Fuzzy Matching and Data Cleansing

You certainly do not look forward to manually match two lists of physicians or two lists of facilities that don't have a common ID. While the eye can easily tell "Dr. Jean-Patrick Tsang" and "J. P. Tsang, PhD" are the same person, "4709 Golf Road" and "4709 East Golf, Suite 803", are the same street address, or that "Skockie, Ilinnois 60076" has a few typos and should be spelled "Skokie, Illinois 60076", the eye gets strained well before a thousand matches. The other problem with the eye is it may not catch the fact that 60066 is a bogus zip code or that the only valid zip codes for Skokie are 60076 or 60077.
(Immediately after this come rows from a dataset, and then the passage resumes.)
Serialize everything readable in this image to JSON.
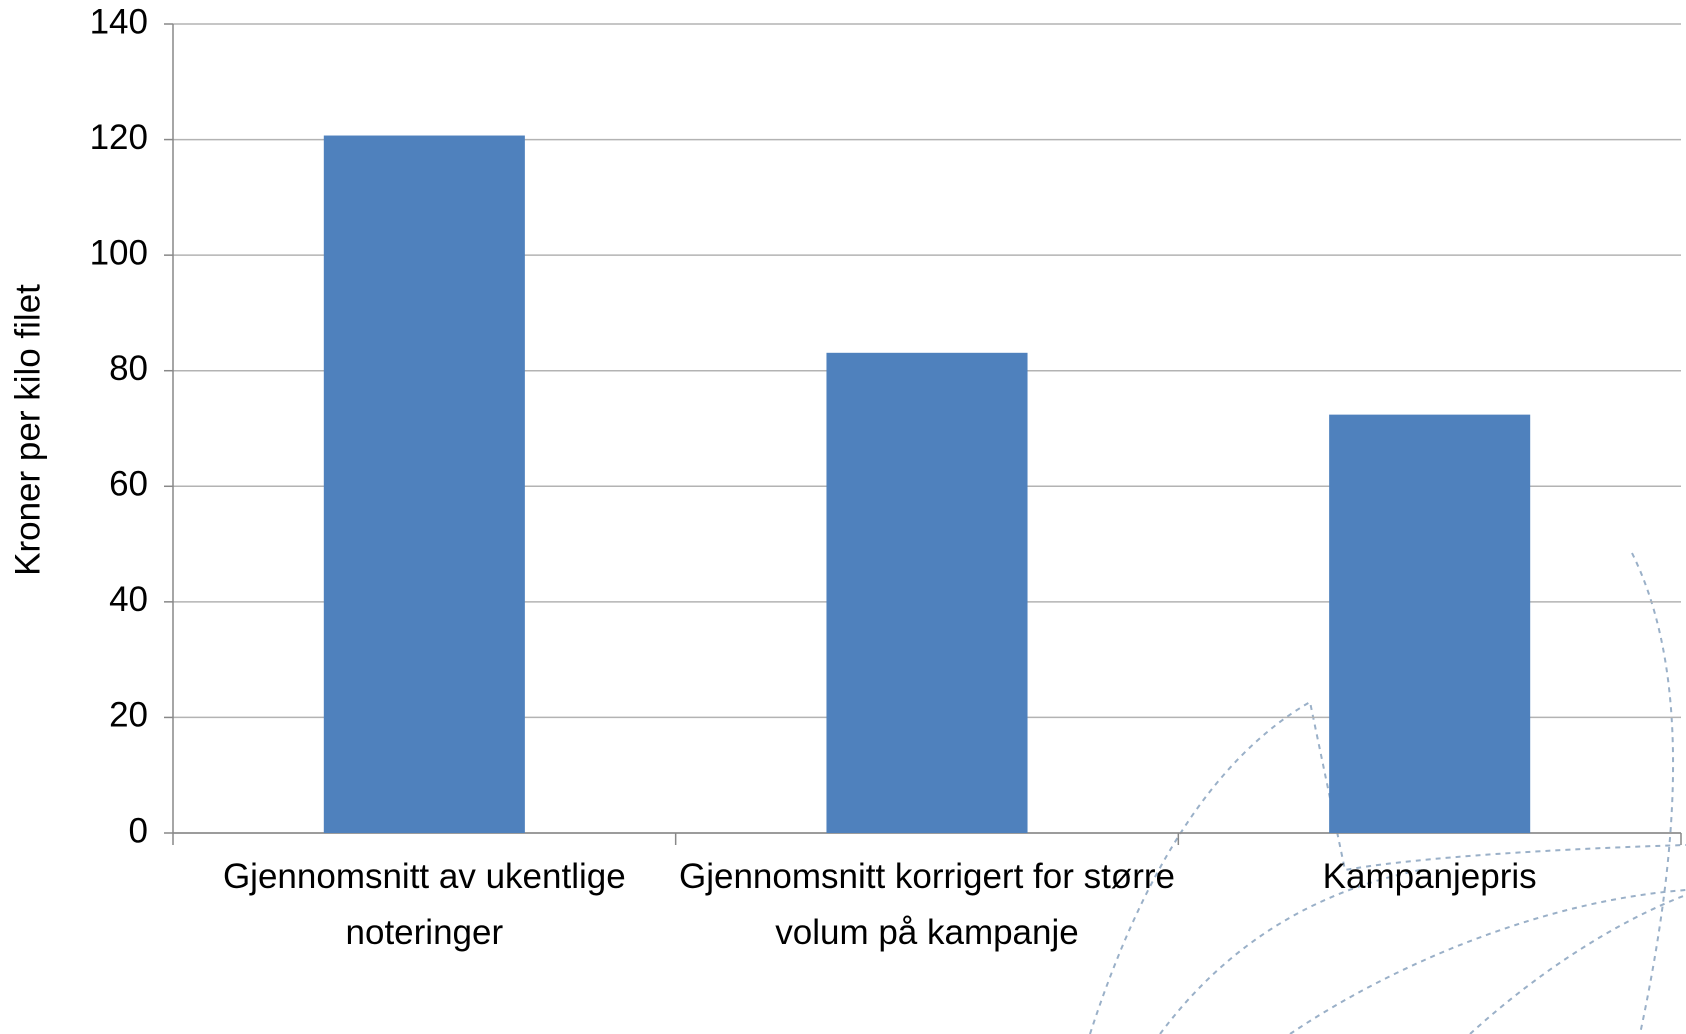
{
  "chart_data": {
    "type": "bar",
    "y_label": "Kroner per kilo filet",
    "categories": [
      "Gjennomsnitt av ukentlige noteringer",
      "Gjennomsnitt korrigert for større volum på kampanje",
      "Kampanjepris"
    ],
    "values": [
      120.7,
      83.1,
      72.4
    ],
    "color": "#4f81bd",
    "ylim": [
      0,
      140
    ],
    "yticks": [
      0,
      20,
      40,
      60,
      80,
      100,
      120,
      140
    ],
    "grid": true
  }
}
At Bayser, we developed a Fuzzy Matcher tool based on Artificial Intelligence principles. The Fuzzy Matcher uses fuzzy logic and abstraction techniques on one hand and a host of dictionaries pertaining to people's names, facility names, states, cities, zip codes, area codes on the other, to automate the matching process. The Fuzzy Matcher matches databases that don't have common ids, spots errors, suggests fixes, and eliminates fuzzy duplicates.

Over the years, we have become experts at identifying and assessing data sources in addition to performing analyses. Our inspiration: great chefs are experts not only at cooking but also in the ingredients that go in the dishes they prepare. The newest toy in the chest is a cool Fuzzy Matcher that we developed leveraging AI. We wrote an article on the subject that appeared in October 2002 issue of the Journal of Data Warehousing. If you are interested, we’ll be glad to send you an e-copy.  In a nutshell, the Fuzzy Matcher allows us to match with great accuracy a large numbers of physician records in a short amount of time.

Some people say God is in the details. Others say it is the devil. What's sure, it's hell to work your way up from poor or bad data.